Despite its more conventional form, for Klaus Jeziorkowski , library is an example of concrete poetry that casts an unusual look at the library, which is generally regarded as a refuge for culture and information, but which Jandl portrays as a “onion-shawl-focused prison”, at its core the letters are locked up. In this picture, the cleaning lady becomes “the good guardian of the tomb”, who watches over the library cemetery as a kind of prison patrol and has no relation to the locked up letters, words, sentences, texts and books, but uses her frond purely externally.
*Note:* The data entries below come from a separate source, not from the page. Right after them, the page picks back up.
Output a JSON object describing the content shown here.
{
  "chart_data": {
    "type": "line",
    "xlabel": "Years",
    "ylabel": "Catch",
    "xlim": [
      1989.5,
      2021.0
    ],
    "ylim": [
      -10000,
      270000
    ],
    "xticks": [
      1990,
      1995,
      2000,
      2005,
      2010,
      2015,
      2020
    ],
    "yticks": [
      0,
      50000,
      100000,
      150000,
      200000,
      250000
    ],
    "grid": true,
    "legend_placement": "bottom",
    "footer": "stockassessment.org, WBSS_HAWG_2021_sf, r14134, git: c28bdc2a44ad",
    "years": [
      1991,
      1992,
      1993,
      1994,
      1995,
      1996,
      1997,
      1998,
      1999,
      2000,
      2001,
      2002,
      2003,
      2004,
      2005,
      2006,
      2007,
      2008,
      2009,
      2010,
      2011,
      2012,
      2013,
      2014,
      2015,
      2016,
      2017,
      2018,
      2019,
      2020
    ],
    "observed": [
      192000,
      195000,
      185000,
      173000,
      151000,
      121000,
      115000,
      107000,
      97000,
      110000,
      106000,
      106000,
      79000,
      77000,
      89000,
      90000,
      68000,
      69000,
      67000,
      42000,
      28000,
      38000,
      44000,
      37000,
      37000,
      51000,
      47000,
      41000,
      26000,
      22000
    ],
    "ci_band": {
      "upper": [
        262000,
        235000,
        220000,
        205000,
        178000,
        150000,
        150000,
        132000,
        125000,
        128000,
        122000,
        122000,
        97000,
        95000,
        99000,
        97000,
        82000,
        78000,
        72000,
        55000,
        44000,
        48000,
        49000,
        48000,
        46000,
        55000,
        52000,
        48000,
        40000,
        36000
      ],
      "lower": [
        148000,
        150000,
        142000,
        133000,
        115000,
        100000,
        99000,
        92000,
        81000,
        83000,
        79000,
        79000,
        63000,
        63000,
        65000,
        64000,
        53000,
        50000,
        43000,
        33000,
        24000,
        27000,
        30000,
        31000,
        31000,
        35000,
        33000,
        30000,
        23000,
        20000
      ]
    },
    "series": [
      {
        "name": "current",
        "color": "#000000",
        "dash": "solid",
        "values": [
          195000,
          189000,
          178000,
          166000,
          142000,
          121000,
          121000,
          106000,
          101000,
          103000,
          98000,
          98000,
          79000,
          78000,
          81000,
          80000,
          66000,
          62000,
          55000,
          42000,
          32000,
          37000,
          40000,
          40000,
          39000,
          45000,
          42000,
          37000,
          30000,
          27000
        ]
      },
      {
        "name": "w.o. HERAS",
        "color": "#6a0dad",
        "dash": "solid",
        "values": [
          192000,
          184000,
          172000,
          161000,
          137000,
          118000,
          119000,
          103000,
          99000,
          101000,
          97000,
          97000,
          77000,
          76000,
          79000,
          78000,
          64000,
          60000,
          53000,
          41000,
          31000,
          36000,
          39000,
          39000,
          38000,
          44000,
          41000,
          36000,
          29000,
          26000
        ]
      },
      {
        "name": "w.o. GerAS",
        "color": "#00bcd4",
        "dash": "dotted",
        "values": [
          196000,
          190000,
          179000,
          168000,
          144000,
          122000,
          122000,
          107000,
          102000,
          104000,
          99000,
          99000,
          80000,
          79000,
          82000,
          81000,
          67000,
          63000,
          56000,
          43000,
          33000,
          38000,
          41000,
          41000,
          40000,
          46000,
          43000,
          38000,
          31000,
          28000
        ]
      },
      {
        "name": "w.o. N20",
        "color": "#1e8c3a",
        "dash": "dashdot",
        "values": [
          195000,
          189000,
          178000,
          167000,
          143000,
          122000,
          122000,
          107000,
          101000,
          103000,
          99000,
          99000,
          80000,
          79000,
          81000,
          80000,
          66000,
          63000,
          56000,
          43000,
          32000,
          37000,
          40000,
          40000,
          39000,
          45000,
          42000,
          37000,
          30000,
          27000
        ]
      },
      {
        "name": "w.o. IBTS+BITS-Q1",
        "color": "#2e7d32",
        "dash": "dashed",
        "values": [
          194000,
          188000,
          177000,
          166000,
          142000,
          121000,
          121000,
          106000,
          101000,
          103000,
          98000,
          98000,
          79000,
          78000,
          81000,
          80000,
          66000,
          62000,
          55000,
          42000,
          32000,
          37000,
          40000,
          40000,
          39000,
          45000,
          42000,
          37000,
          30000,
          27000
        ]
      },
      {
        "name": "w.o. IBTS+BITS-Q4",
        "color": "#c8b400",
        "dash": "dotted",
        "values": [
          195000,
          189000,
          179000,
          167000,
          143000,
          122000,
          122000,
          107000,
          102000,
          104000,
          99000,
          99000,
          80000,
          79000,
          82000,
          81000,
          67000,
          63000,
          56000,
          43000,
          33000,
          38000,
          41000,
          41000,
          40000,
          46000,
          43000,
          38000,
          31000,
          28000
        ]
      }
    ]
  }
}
Typical of Jandl's poetics is the criticism of the orderly system of conventional and outmoded linguistic usage in which he sees the letters trapped. Jeziorkowski formulates: "The letters, words, sentences and texts are to be liberated and let go of the dictatorship." That is why Jandl tries to use experimental poetry in his own work. For Jeziorkowski, Jandl is “one of our most far-reaching liberators of letters and words” and “an incredibly far-reaching let-off of sentences and texts”, who through his work made people aware of the variety of linguistic possibilities.
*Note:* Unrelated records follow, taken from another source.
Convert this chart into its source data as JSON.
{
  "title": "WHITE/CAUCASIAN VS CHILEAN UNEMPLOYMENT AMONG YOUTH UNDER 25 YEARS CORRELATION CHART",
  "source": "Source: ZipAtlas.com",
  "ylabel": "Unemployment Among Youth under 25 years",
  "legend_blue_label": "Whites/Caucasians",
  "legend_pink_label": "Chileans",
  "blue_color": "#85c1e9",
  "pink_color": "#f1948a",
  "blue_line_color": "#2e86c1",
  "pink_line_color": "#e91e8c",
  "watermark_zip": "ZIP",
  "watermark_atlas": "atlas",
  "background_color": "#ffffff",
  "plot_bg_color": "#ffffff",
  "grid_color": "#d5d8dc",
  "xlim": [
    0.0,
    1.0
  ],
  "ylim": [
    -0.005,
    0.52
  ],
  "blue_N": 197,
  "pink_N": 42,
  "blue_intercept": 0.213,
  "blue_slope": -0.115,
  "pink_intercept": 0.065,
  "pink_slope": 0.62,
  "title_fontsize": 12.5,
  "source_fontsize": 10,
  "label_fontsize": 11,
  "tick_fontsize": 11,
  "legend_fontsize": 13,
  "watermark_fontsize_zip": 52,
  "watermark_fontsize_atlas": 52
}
Beyond the language system, the library of the poem can be interpreted quite generally as a paradigm for any form of system and order that does not allow any alternatives in thinking or living. Jandl's poem calls into question their assertion of a lack of alternatives and non-changeability, which in the long run only leads to “dust on the systems”, as well as to cleaning women who try to remove this dust without breaking the cemented order itself. In this sense, Jeziorkowski sees Jandl's poem as an encouragement to overcome stagnation and to take on the responsibility of keeping the world moving.

Position in Jandl's work

Ernst Jandl published the library in 1978 in his collection of poems, the processing of the hat . Many of the poems in this volume are written in broken German, a kind of guest worker language, so to speak. This is where the deliberately simple, almost helpless language of library joins , whereby Jeziorkowski perceives an “enormous tension” between the form and the content charged with “energy and potency”, which for him stands in pleasant contrast to some “profound poetry” , in which form and content would have exactly the opposite weight.
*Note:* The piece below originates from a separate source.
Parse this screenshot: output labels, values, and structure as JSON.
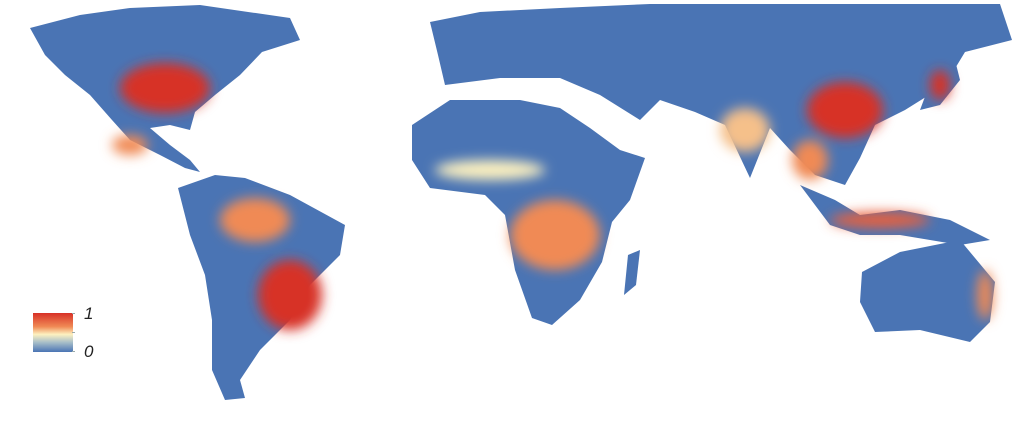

A tone of tiredness, lamentation and resignation is characteristic of the poems from the processing of the hat and even more so in the yellow dog . That is why Jeziorkowski does not see the library simply as that kind of linguistic and content-wise harmless-friendly play on words that the poem appears to be at first glance. Rather, the complaint about locked letters and merely superficially dusted books is an expression of a deep seriousness and grief of Jandl, for whom the work and play with language in his later work have gained an increasingly existential importance.

expenditure

  • Ernst Jandl: library . In: the processing of the hat . Luchterhand, Darmstadt 1978, ISBN 3-472-86465-6 , p. 137.

literature

Web links

Individual evidence

  1. a b Ernst Jandl: library . In: the processing of the hat . Luchterhand, Darmstadt 1978, p. 137.
  2. Klaus Jeziorkowski: On Ernst Jandl's poem "library" , p. 189.
  3. Klaus Jeziorkowski: On Ernst Jandl's poem "library" , p. 196.
  4. Klaus Jeziorkowski: On Ernst Jandl's poem “bibliothek” , pp. 190–191, 196.
  5. Klaus Jeziorkowski: On Ernst Jandl's poem “bibliothek” , pp. 191–192.
  6. Klaus Jeziorkowski: On Ernst Jandl's poem “library” , pp. 194–195.
  7. Klaus Jeziorkowski: On Ernst Jandl's poem “bibliothek” , pp. 196–197.